Ideals are full, but after all, whether India can count on “American friends” and put a question mark. On Biden’s list of tasks, the mountain of domestic problems is obviously given higher priority.
And abroad, European allies, East Asian allies, NATO, the Middle East issue, climate issue, Iran’s nuclear issue… are also waiting for Biden to “turn a new page”. It is clear that before India, Biden had a lot more important things to deal with.
As for how much role “India’s daughter” Harris can play in the relationship between the United States and India, her Indian uncle analyzed from the perspective of a senior defense scholar that Harris’s Indian origin will not benefit India.
“they [the United States government] will not avoid criticizing India and let India do whatever they want.”
According to US media reports, Harris’s Indian heritage may also be her “pain point”.
Commentators said that “she represents oppressed African-Americans on the one hand, and Brahmin, the oppressor in the Indian caste system on the other”.
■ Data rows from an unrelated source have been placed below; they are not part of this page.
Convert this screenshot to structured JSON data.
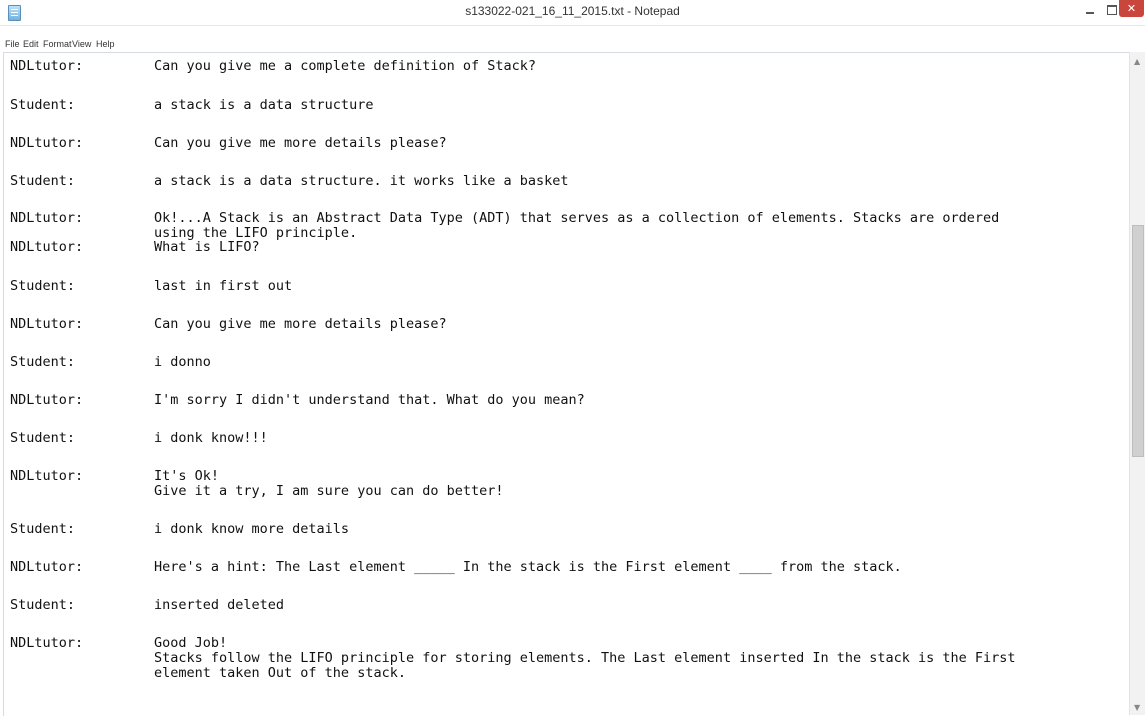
{
  "window": {
    "title": "s133022-021_16_11_2015.txt - Notepad",
    "icon": "notepad-icon",
    "controls": {
      "minimize": "minimize-icon",
      "maximize": "maximize-icon",
      "close_label": "✕"
    }
  },
  "menu": [
    "File",
    "Edit",
    "Format",
    "View",
    "Help"
  ],
  "dialogue": [
    {
      "speaker": "NDLtutor:",
      "text": "Can you give me a complete definition of Stack?"
    },
    {
      "speaker": "Student:",
      "text": "a stack is a data structure"
    },
    {
      "speaker": "NDLtutor:",
      "text": "Can you give me more details please?"
    },
    {
      "speaker": "Student:",
      "text": "a stack is a data structure. it works like a basket"
    },
    {
      "speaker": "NDLtutor:",
      "text": "Ok!...A Stack is an Abstract Data Type (ADT) that serves as a collection of elements. Stacks are ordered",
      "text2": "using the LIFO principle."
    },
    {
      "speaker": "NDLtutor:",
      "text": "What is LIFO?"
    },
    {
      "speaker": "Student:",
      "text": "last in first out"
    },
    {
      "speaker": "NDLtutor:",
      "text": "Can you give me more details please?"
    },
    {
      "speaker": "Student:",
      "text": "i donno"
    },
    {
      "speaker": "NDLtutor:",
      "text": "I'm sorry I didn't understand that. What do you mean?"
    },
    {
      "speaker": "Student:",
      "text": "i donk know!!!"
    },
    {
      "speaker": "NDLtutor:",
      "text": "It's Ok!",
      "text2": "Give it a try, I am sure you can do better!"
    },
    {
      "speaker": "Student:",
      "text": "i donk know more details"
    },
    {
      "speaker": "NDLtutor:",
      "text": "Here's a hint: The Last element _____ In the stack is the First element ____ from the stack."
    },
    {
      "speaker": "Student:",
      "text": "inserted deleted"
    },
    {
      "speaker": "NDLtutor:",
      "text": "Good Job!",
      "text2": "Stacks follow the LIFO principle for storing elements. The Last element inserted In the stack is the First",
      "text3": "element taken Out of the stack."
    }
  ],
  "scrollbar": {
    "up_arrow": "up-arrow-icon",
    "down_arrow": "down-arrow-icon"
  }
}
Perhaps precisely to put aside this shackles of identity, Harris publicly said in 2019 when India repealed Article 370 of the Constitution that the United States was very “concerned” about potential human rights violations in India.
What’s more, the times have long changed. As Japan’s Asahi Shimbun published an editorial after Biden took office, the decline in the sense of existence in the United States may not be reversed.
Leaders, including Japan and European countries, still need to be prepared psychologically.
Gone are gone when they rely on a particular big country.
Only one can rely on it. Japan and Europe, the closest allies of the United States, have begun to understand this truth after receiving Trump’s “education”, and India, which aspires to be a “great country of color”, may want to pay more “tuition fees”.